There is a theme in this film I will challenge. It is something as pervasive in Western cinema as to be almost invisible. Two of the crooks are called Ade and Bola. Them’s Yoruba names. They talk of Nigeria as if it is a war zone. Ade mentions the horde reminds him of (federal capital) Abuja.

Other films have pulled this dirty trick; X-Men Origins: Wolverine 2009 depicted Lagos as a war zone. The Bruce Willis vehicle Tears of the Sun 2003 depicted Nigeria in a contemporary civil war. The Nigerian civil war 1967 – 1970 is over. Just like the American civil war, the Irish civil war, the Spanish civil war, the Korean War, the Vietnam War, the Yugoslav Wars. Abuja has never been in a war zone or experienced any form of civil or military strife. Nigeria is a multi-party democracy, a partner in the war on terror and an American ally.

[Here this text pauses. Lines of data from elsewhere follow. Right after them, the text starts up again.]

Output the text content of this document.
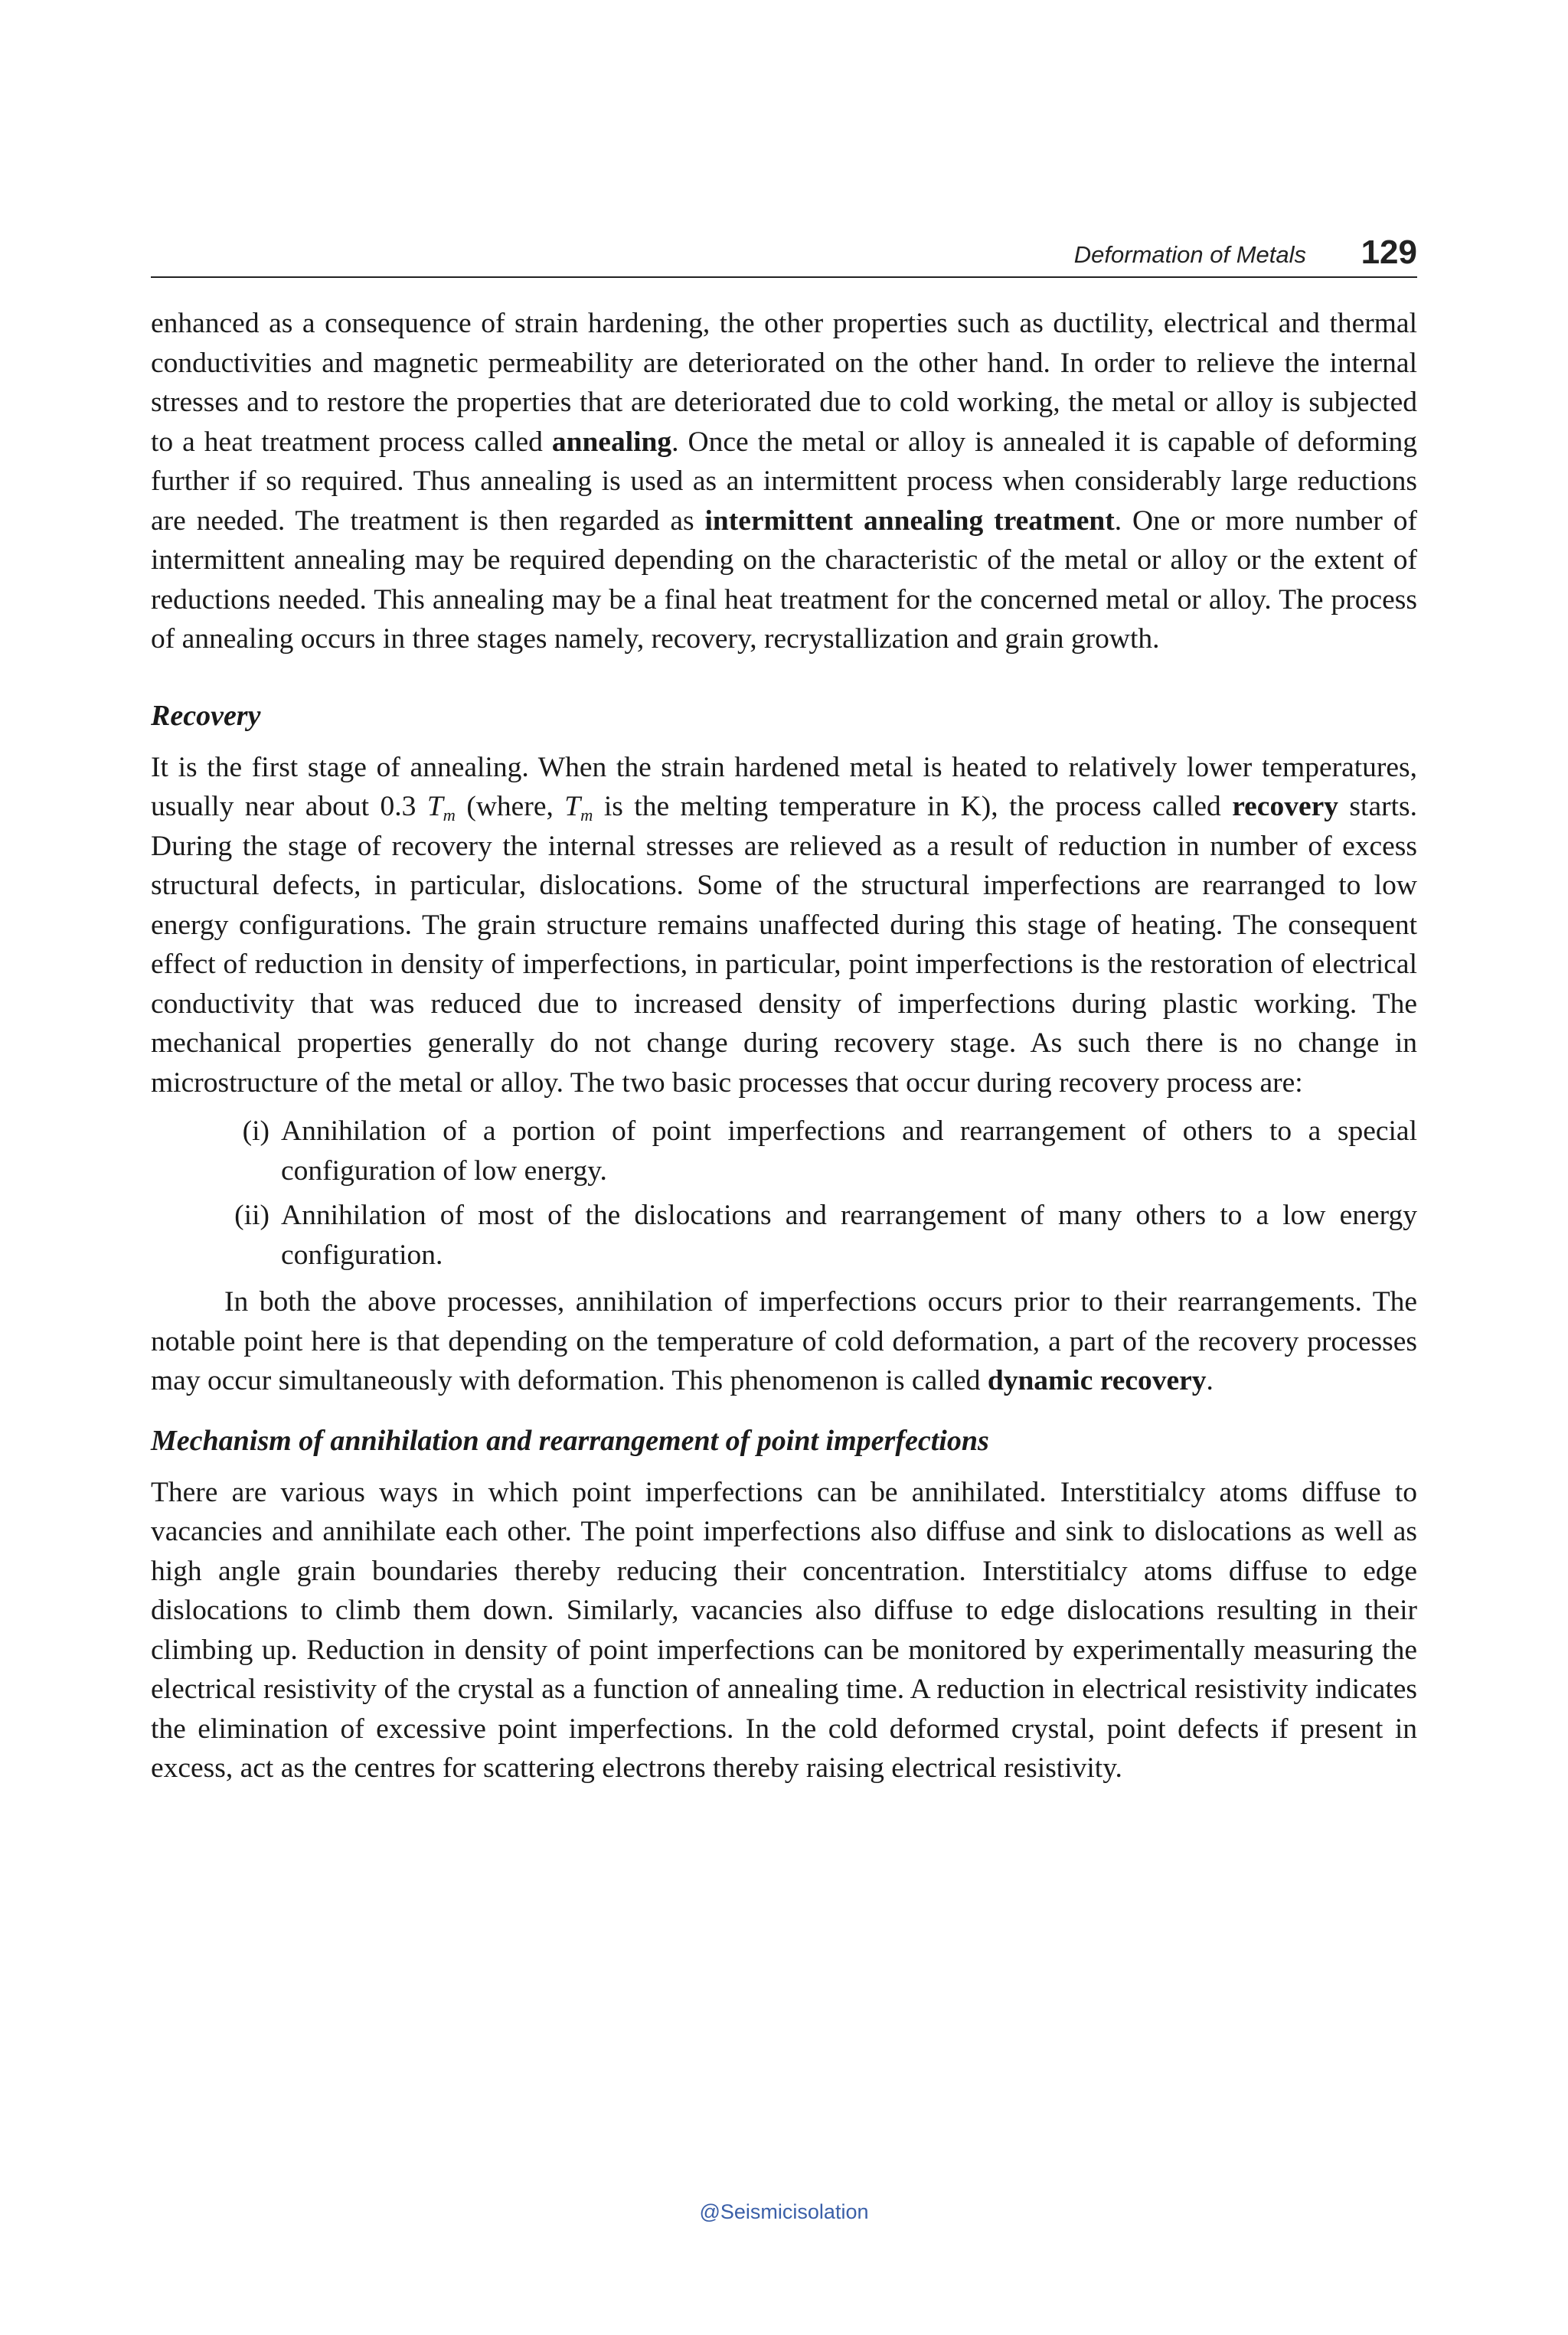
Deformation of Metals 129

enhanced as a consequence of strain hardening, the other properties such as ductility, electrical and thermal conductivities and magnetic permeability are deteriorated on the other hand. In order to relieve the internal stresses and to restore the properties that are deteriorated due to cold working, the metal or alloy is subjected to a heat treatment process called annealing. Once the metal or alloy is annealed it is capable of deforming further if so required. Thus annealing is used as an intermittent process when considerably large reductions are needed. The treatment is then regarded as intermittent annealing treatment. One or more number of intermittent annealing may be required depending on the characteristic of the metal or alloy or the extent of reductions needed. This annealing may be a final heat treatment for the concerned metal or alloy. The process of annealing occurs in three stages namely, recovery, recrystallization and grain growth.

Recovery

It is the first stage of annealing. When the strain hardened metal is heated to relatively lower temperatures, usually near about 0.3 $T_m$ (where, $T_m$ is the melting temperature in K), the process called recovery starts. During the stage of recovery the internal stresses are relieved as a result of reduction in number of excess structural defects, in particular, dislocations. Some of the structural imperfections are rearranged to low energy configurations. The grain structure remains unaffected during this stage of heating. The consequent effect of reduction in density of imperfections, in particular, point imperfections is the restoration of electrical conductivity that was reduced due to increased density of imperfections during plastic working. The mechanical properties generally do not change during recovery stage. As such there is no change in microstructure of the metal or alloy. The two basic processes that occur during recovery process are:

(i) Annihilation of a portion of point imperfections and rearrangement of others to a special configuration of low energy.
(ii) Annihilation of most of the dislocations and rearrangement of many others to a low energy configuration.

In both the above processes, annihilation of imperfections occurs prior to their rearrangements. The notable point here is that depending on the temperature of cold deformation, a part of the recovery processes may occur simultaneously with deformation. This phenomenon is called dynamic recovery.

Mechanism of annihilation and rearrangement of point imperfections

There are various ways in which point imperfections can be annihilated. Interstitialcy atoms diffuse to vacancies and annihilate each other. The point imperfections also diffuse and sink to dislocations as well as high angle grain boundaries thereby reducing their concentration. Interstitialcy atoms diffuse to edge dislocations to climb them down. Similarly, vacancies also diffuse to edge dislocations resulting in their climbing up. Reduction in density of point imperfections can be monitored by experimentally measuring the electrical resistivity of the crystal as a function of annealing time. A reduction in electrical resistivity indicates the elimination of excessive point imperfections. In the cold deformed crystal, point defects if present in excess, act as the centres for scattering electrons thereby raising electrical resistivity.

@Seismicisolation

Yet this is how we’re treated.

This is how the West would like to see us –torn apart by war. This is the wishful thinking of the Hollywood hate mongers. This is the disinformation constructed and consumed by their willing audience. It is an eye opener for all Nigerians at home and abroad. Be careful who your friends are: the West wants us dead.

Special mention to the South African made District 9 2009. It portrayed Nigerians as savages showing that the Afrikaner has learnt nothing and appreciates less. It also shows that the African should be more temperate in forgiveness. District 9 scored a 91% positive on Rotten Tomatoes.

The Nazis had their great filmmakers too.